Developer Experience – von intuitiv bis komplex

Es klingt nach einer spannenden Zukunftsvision: Anwender:innen jedes Fachbereichs nutzen vorgefertigte Programmbausteine, um schnell und einfach Simulationen, Optimierungsaufgaben oder Analysen mittels Künstlicher Intelligenz (KI) zu erstellen. Das können dann auch Fachabteilungen umsetzen, deren Mitarbeiter:innen nicht über Kenntnisse in einer höheren Programmiersprache verfügen. Soweit die Idee. Vorab müssen Entwickler:innen diese Programmbausteine natürlich erstellen, damit Fachanwender:innen daraus eine für ihre Anforderung passende Lösung zusammensetzen können.

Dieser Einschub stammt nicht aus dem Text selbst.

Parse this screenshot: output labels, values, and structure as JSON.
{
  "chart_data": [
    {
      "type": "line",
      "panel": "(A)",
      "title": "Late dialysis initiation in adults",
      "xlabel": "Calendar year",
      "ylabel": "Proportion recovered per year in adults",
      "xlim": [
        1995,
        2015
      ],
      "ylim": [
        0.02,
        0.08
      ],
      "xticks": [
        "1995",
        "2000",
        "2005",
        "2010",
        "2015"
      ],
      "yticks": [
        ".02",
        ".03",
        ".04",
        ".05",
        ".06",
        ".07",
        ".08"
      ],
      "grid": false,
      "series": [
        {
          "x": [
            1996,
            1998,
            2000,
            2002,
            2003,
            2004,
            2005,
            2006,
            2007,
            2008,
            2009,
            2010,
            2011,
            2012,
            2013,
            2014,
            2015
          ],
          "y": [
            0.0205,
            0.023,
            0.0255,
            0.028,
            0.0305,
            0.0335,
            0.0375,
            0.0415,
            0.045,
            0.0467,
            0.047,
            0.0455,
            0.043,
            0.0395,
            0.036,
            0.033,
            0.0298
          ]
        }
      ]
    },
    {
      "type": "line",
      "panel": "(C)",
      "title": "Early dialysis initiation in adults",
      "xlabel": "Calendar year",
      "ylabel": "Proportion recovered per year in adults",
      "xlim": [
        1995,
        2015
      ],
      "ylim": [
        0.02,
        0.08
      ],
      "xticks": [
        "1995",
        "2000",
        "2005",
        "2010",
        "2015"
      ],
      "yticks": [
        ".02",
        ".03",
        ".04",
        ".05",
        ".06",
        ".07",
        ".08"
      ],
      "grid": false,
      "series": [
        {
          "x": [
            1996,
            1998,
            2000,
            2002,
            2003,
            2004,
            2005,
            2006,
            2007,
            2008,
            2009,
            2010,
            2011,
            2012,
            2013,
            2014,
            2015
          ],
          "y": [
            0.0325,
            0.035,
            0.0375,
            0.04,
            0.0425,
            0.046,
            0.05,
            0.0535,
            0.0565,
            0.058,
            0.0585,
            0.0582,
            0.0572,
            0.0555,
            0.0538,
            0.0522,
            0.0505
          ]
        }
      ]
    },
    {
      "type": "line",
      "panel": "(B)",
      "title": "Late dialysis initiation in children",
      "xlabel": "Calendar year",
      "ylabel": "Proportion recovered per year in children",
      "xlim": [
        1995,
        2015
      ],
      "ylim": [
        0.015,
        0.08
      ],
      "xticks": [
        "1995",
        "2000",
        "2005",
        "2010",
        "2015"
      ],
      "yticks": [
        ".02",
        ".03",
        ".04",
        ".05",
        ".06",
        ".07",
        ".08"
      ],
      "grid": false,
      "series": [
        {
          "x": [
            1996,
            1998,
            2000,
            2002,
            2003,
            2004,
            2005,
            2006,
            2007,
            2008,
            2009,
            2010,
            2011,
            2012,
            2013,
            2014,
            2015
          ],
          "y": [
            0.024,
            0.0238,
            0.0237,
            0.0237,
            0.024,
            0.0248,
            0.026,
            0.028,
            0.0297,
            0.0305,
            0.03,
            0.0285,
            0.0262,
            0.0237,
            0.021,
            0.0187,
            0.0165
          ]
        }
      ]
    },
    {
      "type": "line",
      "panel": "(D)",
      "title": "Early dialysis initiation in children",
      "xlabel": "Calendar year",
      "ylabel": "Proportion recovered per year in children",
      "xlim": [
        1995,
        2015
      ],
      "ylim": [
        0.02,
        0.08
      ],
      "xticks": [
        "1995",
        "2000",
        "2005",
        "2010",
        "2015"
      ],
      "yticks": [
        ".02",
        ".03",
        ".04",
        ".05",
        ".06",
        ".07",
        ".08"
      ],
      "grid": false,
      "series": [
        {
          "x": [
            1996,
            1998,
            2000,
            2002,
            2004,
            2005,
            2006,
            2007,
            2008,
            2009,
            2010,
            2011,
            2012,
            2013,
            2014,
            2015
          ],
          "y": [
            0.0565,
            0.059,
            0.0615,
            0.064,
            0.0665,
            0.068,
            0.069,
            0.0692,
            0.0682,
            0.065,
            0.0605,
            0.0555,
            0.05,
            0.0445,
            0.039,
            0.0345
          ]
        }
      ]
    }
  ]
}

KI-gestützte Analysen für die Fachabteilung

Gemeinsam mit unseren Partnern forschen wir im Projekt KI-Marktplatz daran, dieser Vision ein Stück näher zu kommen. Namensgebendes Ziel ist es, KI-Anwendungen auf dem Gebiet des Produktentstehungsprozess zu entwickeln und auf einer zentralen Handelsplattform anzubieten. Das Angebot soll zudem Services, wie zum Beispiel Seminare zu ausgewählten KI-Themen oder Auftragsentwicklungen sowie fertige KI-gestützte Apps und Programmblöcke für ganz spezielle Aufgaben umfassen. Die Entwicklung und Wiederverwendung der Apps befinden sich aktuell in der Erprobung. Parallel dazu evaluiert das Projektteam Nutzen und Qualität der Resultate.

Verschiedene Programmierebenen für eine breitere Anwendung

Soweit der Stand der Forschung, aber wie genau unterstützen wir bei CONTACT die Entwicklung wiederverwendbarer Programmbausteine, die Integration von Simulationsmodellen oder KI-gestützter Analysemethoden? Ein Beispiel für den Einsatz in der Praxis findet sich im Bereich der vorausschauenden Wartung (englisch: predictive maintenance). Vorausschauend heißt, dass Wartungszeiträume nicht wie bisher in festen Abständen stattfinden, sondern in Abhängigkeit von Betriebsdaten und Ereignissen an der Maschine oder Anlage berechnet werden. Unsere Plattform Elements for IoT stellt für solche Anwendungsfälle eine Lösung bereit, Betriebsdaten direkt zu analysieren. Dabei speichert der Digitale Zwilling die Daten der jeweiligen Maschine oder Anlage in einem eindeutigen Kontext. Diese lassen sich anhand einer blockbasierten Programmierung direkt abrufen und einfach auswerten. Mit der No-Code-Funktionalität der IoT-Plattform können Fachabteilungen Digitale Zwillinge intuitiv erstellen, automatische Regeln definieren und Ereignisse überwachen sowie Diagramme und Dashboards anlegen – ohne eine Zeile Code zu schreiben.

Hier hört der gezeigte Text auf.